The US Navy is warning more than 130,000 sailors of a data breach, after a laptop belonging to an employee of Navy contractor Hewlett Packard Enterprise Co. was compromised. Navy officials have determined that sensitive information, including the names and social security numbers of both current and former sailors, were accessed by unknown individuals. IT security experts from Alert Logic and Apricorn commented below.
Richard Cassidy, Technical Director EMEA at Alert Logic:
“Unfortunately this case compounds the fact that over 2/3rds of organisations breached discover so via a 3rd party. It’s very disappointing when a 3rd party compromise leads to a data loss at the expense of another business or organisation, however, it highlights the stark reality of how complex the challenge remains with respect to security challenges. This particular data loss represents a very serious breach, specifically for the individual’s data compromised and the resultant risk this poses to each of them.

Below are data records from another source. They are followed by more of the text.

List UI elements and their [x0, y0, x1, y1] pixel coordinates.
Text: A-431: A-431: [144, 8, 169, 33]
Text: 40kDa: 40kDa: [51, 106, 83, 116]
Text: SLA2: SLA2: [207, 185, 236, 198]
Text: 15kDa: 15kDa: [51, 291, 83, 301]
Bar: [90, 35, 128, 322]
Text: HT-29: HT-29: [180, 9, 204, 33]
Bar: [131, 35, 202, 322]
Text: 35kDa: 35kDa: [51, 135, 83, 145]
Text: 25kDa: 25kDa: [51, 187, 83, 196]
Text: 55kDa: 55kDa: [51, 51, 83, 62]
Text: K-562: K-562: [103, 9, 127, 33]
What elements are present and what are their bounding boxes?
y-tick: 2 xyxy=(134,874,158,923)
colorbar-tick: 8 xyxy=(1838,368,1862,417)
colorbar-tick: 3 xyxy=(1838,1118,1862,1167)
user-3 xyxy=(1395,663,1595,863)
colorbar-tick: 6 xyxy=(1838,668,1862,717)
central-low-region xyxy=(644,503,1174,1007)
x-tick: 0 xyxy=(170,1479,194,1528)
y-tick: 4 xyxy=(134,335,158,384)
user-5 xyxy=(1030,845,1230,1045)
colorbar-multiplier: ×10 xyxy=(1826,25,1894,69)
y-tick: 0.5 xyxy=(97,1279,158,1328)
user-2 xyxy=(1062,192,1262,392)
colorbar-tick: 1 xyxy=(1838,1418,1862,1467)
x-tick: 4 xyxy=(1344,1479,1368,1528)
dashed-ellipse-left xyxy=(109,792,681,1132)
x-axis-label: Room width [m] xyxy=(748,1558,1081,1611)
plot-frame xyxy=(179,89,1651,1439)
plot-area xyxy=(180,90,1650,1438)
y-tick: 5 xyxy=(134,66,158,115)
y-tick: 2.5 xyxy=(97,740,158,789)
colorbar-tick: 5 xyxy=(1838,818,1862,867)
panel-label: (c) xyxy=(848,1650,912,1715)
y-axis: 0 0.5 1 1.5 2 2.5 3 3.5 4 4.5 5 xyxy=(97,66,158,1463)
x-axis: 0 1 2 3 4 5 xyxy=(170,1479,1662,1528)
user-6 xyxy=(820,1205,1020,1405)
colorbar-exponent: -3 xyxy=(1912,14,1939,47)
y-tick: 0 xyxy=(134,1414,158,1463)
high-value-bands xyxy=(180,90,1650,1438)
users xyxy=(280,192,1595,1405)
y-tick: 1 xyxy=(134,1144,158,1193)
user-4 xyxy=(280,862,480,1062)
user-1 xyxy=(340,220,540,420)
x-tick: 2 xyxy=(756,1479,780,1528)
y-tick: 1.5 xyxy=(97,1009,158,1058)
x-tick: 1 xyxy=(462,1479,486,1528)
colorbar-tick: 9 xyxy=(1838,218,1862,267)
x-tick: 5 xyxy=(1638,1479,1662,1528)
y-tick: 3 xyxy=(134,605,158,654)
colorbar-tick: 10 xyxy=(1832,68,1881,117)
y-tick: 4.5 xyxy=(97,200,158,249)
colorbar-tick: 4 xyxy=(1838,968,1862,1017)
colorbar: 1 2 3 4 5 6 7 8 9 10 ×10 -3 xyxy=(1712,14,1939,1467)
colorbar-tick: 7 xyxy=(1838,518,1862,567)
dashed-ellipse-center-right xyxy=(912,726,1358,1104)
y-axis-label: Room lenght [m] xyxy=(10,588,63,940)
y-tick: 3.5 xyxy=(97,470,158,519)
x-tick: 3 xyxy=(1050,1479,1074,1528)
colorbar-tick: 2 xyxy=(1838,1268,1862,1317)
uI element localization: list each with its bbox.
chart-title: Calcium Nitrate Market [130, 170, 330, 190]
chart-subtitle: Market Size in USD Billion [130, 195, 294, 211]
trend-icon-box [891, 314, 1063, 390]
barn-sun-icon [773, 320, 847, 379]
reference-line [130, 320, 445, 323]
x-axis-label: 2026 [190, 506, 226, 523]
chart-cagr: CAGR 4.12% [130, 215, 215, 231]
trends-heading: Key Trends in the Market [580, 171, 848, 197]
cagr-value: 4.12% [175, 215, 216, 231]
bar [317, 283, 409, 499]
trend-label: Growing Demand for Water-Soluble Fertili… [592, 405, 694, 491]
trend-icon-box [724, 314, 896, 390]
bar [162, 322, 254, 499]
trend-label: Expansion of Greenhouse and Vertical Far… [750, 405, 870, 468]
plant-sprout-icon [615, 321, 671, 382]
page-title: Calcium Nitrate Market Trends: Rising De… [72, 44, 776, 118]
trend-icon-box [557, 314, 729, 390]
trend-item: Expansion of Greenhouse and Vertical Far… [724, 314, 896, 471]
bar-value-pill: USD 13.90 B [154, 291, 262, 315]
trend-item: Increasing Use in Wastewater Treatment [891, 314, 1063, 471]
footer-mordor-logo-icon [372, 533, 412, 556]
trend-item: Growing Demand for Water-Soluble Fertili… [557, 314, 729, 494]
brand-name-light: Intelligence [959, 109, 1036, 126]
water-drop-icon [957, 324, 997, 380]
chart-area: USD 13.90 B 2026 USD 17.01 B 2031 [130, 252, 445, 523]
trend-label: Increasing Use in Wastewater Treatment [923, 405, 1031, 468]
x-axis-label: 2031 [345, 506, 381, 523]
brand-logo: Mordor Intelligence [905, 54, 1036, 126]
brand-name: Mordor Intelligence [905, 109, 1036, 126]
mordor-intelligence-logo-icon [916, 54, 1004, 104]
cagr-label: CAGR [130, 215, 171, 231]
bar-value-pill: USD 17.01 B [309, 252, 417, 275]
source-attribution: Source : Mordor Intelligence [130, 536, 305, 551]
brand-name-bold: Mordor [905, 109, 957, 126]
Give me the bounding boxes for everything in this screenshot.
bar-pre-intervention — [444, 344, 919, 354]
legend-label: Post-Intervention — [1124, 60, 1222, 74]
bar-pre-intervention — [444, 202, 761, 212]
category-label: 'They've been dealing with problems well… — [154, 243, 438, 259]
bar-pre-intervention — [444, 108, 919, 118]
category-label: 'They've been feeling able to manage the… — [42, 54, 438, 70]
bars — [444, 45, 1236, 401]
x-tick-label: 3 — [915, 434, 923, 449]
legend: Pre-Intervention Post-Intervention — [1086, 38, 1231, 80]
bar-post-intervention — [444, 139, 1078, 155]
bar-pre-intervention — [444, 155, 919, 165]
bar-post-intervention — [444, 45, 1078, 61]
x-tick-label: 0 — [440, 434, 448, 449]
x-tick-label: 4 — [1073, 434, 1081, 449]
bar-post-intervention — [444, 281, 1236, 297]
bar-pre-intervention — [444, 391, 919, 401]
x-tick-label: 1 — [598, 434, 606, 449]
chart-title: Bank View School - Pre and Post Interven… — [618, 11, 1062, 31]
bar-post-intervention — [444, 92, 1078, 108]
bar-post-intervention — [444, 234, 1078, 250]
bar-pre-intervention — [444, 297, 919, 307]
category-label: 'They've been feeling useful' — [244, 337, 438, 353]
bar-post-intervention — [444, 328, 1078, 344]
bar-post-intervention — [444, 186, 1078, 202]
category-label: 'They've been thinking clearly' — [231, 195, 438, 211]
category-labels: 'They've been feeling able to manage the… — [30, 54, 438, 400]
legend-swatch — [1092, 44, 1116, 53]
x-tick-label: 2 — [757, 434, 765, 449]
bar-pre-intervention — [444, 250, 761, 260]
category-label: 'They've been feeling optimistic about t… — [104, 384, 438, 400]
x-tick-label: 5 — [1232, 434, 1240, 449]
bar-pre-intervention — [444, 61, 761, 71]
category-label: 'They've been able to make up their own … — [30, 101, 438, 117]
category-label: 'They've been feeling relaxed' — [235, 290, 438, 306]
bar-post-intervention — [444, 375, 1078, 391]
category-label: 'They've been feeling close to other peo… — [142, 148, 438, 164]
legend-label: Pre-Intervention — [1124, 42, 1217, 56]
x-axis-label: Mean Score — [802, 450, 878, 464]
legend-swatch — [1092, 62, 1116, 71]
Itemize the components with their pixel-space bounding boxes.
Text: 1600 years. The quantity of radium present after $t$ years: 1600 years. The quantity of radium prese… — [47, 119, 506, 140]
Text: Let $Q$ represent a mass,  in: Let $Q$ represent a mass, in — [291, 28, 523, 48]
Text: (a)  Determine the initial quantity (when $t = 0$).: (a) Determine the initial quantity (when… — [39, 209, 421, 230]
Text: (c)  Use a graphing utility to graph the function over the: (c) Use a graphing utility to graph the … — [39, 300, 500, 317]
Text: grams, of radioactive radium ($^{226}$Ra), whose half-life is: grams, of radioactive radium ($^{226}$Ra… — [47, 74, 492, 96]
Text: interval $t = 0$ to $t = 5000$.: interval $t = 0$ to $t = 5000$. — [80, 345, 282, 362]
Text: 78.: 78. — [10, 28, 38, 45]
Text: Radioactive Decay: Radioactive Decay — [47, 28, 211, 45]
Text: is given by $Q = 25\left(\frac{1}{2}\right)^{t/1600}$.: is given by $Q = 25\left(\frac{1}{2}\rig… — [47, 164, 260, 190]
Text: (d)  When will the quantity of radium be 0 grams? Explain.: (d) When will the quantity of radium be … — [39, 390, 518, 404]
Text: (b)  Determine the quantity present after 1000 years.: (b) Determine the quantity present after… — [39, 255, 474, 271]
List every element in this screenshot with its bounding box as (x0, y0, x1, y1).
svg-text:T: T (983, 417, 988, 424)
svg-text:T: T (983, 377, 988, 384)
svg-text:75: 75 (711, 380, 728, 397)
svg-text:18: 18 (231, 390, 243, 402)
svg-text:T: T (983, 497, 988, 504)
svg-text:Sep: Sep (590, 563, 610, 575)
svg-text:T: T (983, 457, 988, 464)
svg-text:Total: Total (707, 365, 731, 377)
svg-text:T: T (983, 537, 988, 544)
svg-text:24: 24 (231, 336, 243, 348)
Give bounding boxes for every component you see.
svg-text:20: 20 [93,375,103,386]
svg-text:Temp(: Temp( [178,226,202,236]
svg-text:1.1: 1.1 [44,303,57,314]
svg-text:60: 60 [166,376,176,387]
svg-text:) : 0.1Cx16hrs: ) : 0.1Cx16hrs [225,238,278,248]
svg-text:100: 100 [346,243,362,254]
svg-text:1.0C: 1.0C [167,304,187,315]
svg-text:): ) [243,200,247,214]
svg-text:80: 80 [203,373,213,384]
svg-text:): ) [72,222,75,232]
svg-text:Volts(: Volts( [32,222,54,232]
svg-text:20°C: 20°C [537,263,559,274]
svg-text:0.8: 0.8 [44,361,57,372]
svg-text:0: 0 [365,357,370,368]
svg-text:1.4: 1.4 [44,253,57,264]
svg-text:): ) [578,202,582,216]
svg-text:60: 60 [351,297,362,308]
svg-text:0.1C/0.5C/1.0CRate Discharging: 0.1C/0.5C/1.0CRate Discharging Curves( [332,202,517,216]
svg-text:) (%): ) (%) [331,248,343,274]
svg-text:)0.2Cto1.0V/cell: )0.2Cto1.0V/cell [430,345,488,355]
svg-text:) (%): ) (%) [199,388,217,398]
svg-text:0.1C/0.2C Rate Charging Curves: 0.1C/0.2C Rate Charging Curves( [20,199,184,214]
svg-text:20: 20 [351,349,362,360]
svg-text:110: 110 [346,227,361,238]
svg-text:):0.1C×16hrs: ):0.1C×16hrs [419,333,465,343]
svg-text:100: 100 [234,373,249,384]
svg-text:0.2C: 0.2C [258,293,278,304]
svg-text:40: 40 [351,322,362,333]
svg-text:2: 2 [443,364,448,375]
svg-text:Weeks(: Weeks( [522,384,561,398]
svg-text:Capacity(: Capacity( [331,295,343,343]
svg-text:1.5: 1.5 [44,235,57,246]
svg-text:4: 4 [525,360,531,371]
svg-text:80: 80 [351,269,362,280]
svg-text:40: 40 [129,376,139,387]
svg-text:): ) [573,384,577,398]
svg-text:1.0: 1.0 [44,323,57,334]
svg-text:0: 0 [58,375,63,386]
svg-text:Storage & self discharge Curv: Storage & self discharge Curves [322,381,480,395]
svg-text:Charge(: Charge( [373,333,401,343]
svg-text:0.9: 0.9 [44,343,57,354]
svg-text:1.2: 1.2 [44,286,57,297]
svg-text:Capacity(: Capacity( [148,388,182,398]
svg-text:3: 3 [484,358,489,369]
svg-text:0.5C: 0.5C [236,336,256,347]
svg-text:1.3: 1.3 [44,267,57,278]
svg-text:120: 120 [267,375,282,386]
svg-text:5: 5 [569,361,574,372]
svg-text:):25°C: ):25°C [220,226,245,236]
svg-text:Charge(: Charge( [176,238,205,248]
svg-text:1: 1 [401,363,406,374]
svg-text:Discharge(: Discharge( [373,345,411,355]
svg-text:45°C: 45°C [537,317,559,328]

“We are starting to see a shift to a world where “trust modelling” will become critically important and data assets shared between parties will be based on trust value and trust chains. This is to say, that critical data will flow between less users/systems or between systems/users where trust values are high, given exceptional data protection mechanisms and historical evidence of consistent security enablement.
“In this particular breach, questions have to be raised as to why such key data was resident on a mobile device in the first instance and more importantly how was the data accessed in today’s age of exceptional encryption and protection functions within the OS and applications housing that data. It certainly raises the point to all organisations on ensuring an effective data at rest encryption and protection framework and considering where critical assets should reside or can be accessed from; especially when dealing with military data.”
Jon Fielding, Managing Director EMEA at Apricorn:
“The US Navy breach simply highlights how IT departments are now under increasing pressure to support the untrusted and unmanaged end points of their external partners to allow access to their internal systems and data.
Most will deem direct access to be too risky, for reasons evidenced here, and block access altogether. Instead they equip the 3rd party with their own hardware and trusted image for the duration of the need for access. This however is costly. Others will provide limited access through remote desktop browser plug ins which can be user unfriendly and requires the user to beonline all of the time.
IT departments should be considering the “PC on a stick” concept to deploy their trusted and secure image to as USB stick for the 3rd party to boot into from their own hardware. In the case of the US Navy they could then have ensured the HP employee’s local c: drive was off line, and turn previously unknown and unmanaged hardware into a trusted and managed end point with all the controls and standard security protocols of an IT issued machine to protect their data. Further, the USB stick could be hardware encrypted for further protection.”
The opinions expressed in this post belongs to the individual contributors and do not necessarily reflect the views of Information Security Buzz.